Nonintrusive Ultrasonic Sensing and Deep Learning for Outdoor Ceramic Insulator Assessment
Abdulla Lutfi, Ayman El‐Hag, Khaled Shaban
Abstract
Insulator failure, often triggered by contamination flashovers and punctures, poses significant risks, leading to substantial technical and economic losses. Ceramic insulators are particularly vulnerable due to their hydrophilic and brittle properties, which compound these risks, thereby impacting the reliability of the electrical grid.

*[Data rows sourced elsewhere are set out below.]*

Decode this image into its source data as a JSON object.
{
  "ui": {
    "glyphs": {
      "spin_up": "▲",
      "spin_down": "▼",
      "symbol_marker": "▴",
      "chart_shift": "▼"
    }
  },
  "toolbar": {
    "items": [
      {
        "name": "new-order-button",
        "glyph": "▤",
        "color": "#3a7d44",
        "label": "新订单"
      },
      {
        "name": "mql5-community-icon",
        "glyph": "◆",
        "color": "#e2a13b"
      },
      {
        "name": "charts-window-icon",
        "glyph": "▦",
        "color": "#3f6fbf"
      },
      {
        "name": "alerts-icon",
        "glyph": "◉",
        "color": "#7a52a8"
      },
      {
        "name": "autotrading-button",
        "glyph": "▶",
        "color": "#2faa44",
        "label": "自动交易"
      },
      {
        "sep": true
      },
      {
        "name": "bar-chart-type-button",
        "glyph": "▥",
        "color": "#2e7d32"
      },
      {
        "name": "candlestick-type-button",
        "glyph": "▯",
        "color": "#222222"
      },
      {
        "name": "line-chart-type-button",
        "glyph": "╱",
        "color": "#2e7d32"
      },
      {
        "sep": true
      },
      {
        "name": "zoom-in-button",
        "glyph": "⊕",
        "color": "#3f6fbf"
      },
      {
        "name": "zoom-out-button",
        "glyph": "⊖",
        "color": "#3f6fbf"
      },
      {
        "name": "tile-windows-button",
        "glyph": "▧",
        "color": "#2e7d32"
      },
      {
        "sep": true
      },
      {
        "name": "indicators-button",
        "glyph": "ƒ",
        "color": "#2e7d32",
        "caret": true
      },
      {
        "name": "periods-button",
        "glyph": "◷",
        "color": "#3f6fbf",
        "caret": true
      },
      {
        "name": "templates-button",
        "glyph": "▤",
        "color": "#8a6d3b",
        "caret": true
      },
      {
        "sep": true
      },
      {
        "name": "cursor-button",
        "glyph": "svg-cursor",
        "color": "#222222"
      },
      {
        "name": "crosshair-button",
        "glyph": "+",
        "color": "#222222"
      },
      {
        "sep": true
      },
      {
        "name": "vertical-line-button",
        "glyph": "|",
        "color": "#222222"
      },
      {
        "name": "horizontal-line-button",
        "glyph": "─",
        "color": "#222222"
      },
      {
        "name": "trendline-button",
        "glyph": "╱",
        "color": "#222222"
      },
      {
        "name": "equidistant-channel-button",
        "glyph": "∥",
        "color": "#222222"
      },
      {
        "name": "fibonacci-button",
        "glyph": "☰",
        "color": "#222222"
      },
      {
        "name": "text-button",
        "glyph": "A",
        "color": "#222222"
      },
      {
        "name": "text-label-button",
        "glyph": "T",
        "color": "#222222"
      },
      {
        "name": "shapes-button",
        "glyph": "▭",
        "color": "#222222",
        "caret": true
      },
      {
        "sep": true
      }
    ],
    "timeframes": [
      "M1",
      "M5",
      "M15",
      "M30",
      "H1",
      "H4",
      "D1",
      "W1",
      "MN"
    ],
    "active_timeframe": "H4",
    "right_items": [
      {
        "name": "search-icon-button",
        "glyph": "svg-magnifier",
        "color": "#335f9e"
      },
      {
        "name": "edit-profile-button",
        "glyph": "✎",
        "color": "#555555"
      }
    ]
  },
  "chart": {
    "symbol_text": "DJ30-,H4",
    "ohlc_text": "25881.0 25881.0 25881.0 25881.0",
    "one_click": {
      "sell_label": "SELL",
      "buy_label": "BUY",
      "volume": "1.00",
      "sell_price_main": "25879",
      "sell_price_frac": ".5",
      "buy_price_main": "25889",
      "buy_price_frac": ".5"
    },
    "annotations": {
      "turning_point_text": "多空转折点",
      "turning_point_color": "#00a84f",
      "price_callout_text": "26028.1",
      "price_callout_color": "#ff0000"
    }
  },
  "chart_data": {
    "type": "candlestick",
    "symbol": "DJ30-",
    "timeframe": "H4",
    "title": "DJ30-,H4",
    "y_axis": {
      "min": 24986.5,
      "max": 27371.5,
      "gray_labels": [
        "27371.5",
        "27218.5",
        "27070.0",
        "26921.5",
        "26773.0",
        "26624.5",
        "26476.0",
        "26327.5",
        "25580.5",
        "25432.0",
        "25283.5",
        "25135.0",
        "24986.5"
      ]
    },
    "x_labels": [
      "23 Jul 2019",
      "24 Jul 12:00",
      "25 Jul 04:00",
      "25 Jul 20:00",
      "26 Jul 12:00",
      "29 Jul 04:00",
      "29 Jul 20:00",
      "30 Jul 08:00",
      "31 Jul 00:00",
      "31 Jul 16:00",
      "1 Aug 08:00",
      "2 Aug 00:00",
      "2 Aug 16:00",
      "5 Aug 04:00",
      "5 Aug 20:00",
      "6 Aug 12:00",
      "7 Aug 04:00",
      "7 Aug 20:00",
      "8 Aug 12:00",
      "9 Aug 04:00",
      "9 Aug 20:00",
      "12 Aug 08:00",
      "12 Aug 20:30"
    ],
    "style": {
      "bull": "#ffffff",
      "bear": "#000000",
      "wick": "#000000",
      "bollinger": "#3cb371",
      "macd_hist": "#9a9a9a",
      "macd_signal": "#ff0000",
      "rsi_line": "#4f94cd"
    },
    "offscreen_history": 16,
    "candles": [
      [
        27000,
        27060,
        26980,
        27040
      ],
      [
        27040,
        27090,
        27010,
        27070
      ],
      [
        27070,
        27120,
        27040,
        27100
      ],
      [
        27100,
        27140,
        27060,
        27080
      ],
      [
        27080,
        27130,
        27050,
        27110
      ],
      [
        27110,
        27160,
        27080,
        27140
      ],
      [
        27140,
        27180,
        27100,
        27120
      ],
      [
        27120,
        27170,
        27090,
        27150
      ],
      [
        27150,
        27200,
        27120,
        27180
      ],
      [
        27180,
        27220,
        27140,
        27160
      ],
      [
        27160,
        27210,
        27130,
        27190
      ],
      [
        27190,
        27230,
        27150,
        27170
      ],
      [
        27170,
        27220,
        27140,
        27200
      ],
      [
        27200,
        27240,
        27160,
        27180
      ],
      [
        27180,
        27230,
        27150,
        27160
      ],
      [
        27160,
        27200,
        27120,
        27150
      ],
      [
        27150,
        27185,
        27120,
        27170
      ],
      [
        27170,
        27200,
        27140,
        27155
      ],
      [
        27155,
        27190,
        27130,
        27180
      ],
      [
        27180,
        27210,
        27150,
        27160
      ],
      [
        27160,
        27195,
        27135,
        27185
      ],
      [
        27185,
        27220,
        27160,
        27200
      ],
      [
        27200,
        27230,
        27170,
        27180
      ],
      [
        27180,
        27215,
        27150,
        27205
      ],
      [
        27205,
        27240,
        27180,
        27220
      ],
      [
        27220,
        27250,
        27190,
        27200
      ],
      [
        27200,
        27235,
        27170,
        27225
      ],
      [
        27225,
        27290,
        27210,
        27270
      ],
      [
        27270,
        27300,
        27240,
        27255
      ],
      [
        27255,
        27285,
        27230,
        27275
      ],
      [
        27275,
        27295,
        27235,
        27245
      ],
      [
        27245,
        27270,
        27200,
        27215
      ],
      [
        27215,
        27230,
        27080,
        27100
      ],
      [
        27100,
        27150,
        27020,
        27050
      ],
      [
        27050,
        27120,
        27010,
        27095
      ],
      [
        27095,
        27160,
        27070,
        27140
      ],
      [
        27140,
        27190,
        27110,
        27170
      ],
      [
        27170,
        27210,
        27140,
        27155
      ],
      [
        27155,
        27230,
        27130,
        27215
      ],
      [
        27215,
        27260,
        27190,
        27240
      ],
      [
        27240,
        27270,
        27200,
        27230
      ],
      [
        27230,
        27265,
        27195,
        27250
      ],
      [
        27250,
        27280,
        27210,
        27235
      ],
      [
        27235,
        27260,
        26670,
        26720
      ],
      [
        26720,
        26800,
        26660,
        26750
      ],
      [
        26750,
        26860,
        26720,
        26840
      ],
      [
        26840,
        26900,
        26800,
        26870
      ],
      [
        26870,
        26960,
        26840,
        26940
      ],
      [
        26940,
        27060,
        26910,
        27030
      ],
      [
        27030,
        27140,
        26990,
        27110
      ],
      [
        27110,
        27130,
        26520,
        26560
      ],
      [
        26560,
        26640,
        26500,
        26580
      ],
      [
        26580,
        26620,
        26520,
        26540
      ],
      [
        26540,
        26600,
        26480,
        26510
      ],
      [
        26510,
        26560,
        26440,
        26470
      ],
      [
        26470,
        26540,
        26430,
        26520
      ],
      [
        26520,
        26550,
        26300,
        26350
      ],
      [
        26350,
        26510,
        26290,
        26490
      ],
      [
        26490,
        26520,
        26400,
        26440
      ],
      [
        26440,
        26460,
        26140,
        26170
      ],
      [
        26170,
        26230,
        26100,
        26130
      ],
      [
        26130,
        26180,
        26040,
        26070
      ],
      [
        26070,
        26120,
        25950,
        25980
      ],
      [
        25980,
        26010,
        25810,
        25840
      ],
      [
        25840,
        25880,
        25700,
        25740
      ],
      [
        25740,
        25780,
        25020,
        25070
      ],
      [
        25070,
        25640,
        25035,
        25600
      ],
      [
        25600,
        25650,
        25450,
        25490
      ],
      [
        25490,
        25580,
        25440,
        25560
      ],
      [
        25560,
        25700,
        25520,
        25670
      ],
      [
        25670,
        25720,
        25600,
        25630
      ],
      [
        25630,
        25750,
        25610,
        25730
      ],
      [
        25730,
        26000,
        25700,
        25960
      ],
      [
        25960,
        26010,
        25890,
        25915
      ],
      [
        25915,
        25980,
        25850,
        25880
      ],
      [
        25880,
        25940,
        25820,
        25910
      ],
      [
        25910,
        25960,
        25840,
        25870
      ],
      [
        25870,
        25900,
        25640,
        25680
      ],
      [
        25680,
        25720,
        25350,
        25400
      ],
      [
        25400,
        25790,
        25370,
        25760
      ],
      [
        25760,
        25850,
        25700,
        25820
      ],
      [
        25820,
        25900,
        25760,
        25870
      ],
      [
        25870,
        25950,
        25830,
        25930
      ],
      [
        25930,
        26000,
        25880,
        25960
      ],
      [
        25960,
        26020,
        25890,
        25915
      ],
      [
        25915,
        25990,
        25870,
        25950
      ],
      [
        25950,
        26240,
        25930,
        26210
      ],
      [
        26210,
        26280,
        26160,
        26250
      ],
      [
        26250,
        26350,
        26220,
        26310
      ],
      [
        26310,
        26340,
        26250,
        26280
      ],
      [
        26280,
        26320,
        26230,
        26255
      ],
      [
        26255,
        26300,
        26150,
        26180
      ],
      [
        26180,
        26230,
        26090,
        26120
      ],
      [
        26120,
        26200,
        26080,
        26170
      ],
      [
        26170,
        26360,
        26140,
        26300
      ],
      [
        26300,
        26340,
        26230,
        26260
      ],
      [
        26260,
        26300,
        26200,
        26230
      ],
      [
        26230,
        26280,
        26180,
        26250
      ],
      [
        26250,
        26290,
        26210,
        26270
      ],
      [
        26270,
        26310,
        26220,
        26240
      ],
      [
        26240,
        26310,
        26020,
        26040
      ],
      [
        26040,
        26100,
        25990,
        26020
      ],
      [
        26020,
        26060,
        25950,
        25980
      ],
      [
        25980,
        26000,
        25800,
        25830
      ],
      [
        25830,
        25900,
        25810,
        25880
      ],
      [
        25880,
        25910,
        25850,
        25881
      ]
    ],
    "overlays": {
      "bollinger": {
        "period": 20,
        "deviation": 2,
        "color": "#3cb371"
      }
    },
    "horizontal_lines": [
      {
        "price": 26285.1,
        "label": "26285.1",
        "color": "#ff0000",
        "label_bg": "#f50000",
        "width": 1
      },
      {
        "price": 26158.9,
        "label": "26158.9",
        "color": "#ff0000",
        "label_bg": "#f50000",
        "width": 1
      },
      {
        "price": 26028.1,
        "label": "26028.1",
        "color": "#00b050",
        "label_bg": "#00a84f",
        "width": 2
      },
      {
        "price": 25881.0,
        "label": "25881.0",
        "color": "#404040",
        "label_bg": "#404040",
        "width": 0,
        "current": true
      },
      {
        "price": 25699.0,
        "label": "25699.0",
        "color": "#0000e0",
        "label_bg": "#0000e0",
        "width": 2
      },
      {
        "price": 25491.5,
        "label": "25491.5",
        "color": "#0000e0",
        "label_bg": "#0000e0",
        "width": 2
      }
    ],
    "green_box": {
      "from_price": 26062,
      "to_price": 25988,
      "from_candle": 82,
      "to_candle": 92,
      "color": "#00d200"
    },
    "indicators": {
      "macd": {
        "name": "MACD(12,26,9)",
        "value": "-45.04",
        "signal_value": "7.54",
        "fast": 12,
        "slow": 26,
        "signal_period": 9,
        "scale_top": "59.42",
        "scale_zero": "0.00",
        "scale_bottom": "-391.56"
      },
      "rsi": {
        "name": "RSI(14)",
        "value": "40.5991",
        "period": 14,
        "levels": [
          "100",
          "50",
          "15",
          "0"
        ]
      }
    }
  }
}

This study introduces a novel approach that utilizes ultrasonic sensors in conjunction with a Convolutional Neural Network (CNN) to detect and classify defects in ceramic insulators. The model is trained using ultrasonic signals obtained from a defective two-disc configuration under controlled laboratory conditions, then evaluated with a three-disc configuration across various settings, including a real-world 138/13.8kV substation environment. The model demonstrates high accuracy, achieving rates of 99% and 96% for laboratory settings, and 91% in field conditions. Furthermore, through the integration of Gradient-weighted Class Activation Mapping (Grad-CAM), the model’s decision-making process is explored, revealing a focus on higher frequency components within the ultrasonic spectrum. This insight underscores the potential of deep learning in enhancing non-intrusive insulator assessment techniques, paving the way for more reliable electrical grid operations.